A positive force in the clubhouse, Mirabelli last season caught all but 2 1/3 innings of Wakefield's 188 1/3-inning workload. As a consequence, Mirabelli led the league in passed balls (15) and caught only eight of 46 runners stealing, a 17.4 percent success rate. But he made only two errors (Varitek also committed only two) as the Sox catchers matched their counterparts with the A's and Mariners for the league's best fielding percentage (.997).
The baseball world got a sense of the challenge Mirabelli faces in catching Wakefield when Varitek committed three passed balls working with the knuckleballer in the 13th inning of Game 5 of the American League Championship Series against the Yankees. But for all his work with Wakefield, Mirabelli also caught every other regular Sox pitcher last season, including Curt Schilling, who logged a 1.17 ERA in 15 1/3 innings with Mirabelli behind the plate, Alan Embree (0.69 ERA in 13 2/3 innings), and Keith Foulke (2.30 ERA in 15 2/3 innings). Sox pitchers posted a 4.19 ERA with Varitek and a 4.26 mark with Mirabelli.

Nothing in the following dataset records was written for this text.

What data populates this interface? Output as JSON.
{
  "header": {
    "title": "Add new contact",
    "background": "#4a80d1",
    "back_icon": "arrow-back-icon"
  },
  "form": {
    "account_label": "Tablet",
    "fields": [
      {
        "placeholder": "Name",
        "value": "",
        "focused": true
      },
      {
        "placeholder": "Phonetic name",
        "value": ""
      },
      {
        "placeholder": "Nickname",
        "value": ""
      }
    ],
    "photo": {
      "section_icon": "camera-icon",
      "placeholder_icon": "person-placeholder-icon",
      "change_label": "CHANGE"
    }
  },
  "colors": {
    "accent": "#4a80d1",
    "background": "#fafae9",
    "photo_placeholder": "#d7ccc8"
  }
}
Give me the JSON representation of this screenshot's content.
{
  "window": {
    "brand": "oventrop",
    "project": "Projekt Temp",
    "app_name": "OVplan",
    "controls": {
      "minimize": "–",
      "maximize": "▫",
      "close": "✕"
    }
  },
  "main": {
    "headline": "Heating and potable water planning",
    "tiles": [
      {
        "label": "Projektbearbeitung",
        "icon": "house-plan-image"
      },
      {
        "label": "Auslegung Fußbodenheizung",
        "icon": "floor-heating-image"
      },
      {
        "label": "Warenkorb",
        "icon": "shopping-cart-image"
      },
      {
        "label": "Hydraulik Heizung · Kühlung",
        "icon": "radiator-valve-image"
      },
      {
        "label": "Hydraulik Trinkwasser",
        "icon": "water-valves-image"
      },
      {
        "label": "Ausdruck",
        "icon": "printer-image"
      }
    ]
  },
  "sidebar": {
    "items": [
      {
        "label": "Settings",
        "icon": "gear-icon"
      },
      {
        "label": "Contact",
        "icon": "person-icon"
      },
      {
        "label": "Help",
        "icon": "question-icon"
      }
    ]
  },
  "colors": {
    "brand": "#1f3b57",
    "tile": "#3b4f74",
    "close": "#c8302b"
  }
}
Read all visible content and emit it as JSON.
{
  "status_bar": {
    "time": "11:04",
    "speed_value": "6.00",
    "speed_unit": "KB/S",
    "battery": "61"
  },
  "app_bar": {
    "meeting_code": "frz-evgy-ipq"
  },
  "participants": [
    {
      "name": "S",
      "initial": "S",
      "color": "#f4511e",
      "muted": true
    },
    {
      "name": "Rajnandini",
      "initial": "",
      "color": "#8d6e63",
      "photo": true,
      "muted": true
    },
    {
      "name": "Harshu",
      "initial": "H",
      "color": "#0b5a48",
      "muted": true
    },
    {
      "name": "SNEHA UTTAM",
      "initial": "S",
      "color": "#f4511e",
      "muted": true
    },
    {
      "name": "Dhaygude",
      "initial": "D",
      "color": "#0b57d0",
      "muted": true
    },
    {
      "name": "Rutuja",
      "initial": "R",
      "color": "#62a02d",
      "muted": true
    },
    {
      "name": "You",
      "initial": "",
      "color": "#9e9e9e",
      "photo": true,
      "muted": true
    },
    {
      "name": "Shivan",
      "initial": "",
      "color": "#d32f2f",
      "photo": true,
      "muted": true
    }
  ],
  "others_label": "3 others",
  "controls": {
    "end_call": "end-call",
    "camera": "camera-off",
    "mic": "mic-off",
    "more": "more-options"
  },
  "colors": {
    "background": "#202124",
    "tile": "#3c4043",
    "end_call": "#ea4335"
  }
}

Mirabelli, who has logged six years of major league service without landing on the disabled list, led all AL catchers who appeared in at least 40 games last season with his .525 slugging percentage. The only Sox regulars with a higher slugging percentage were Manny Ramirez (.613) and David Ortiz (.603).
Mirabelli, who appeared in 59 games last season, hit .305 with nine homers and 29 RBIs in his 41 starts. . . .
The Sox rank among the leading candidates to be named Sports Illustrated's Sportsmen of the Year. The winner will be announced on Ch. 25 tomorrow at 4:30 p.m. The Sox would be the third team to receive the honor since the magazine's Sportsman of the Year progam was established in 1954, joining the 1980 US Olympic men's hockey team and 1999 US women's World Cup championship team. The only Sox player to receive the honor was Carl Yastrzemski in 1967. Schilling, who recently was named the magazine's major league player of the year, shared the Sportsman of the Year honors in 2001 with his Arizona Diamondbacks teammate, Randy Johnson . . . Sox manager Terry Francona plans to hit the speaking circuit next week as he joins the rest of the organization in reaping the benefits of the world championship. "I'll be a little busier," he said, "but it's nice to have a chance to make a little extra money this winter." Francona said his emotions during the championship run were difficult to describe. "When we were coming back against the Yankees, I was having the time of my life," he said. "When it was over, it felt like Christmas. You rush up to it, and then it's gone." He said he has shifted much of his focus to preparing for next season . . . The Arizona Fall League has completed play and none of the Sox farmhands were ranked among the top 20 prospects in the league by Baseball America. The publication rated Tampa Bay minor league outfielder Delmon Young the top prospect. Boston's first pick in the June draft, shortstop Dustin Pedroia, fared well, batting .278 with a .375 on-base percentage in 28 games for the Scottsdale Scorpions. Former West Roxbury High star Manny Delcarmen went 3-2 with a 3.60 ERA in 12 relief appearances for the Peoria Saguaros as he continued his comeback from Tommy John elbow surgery.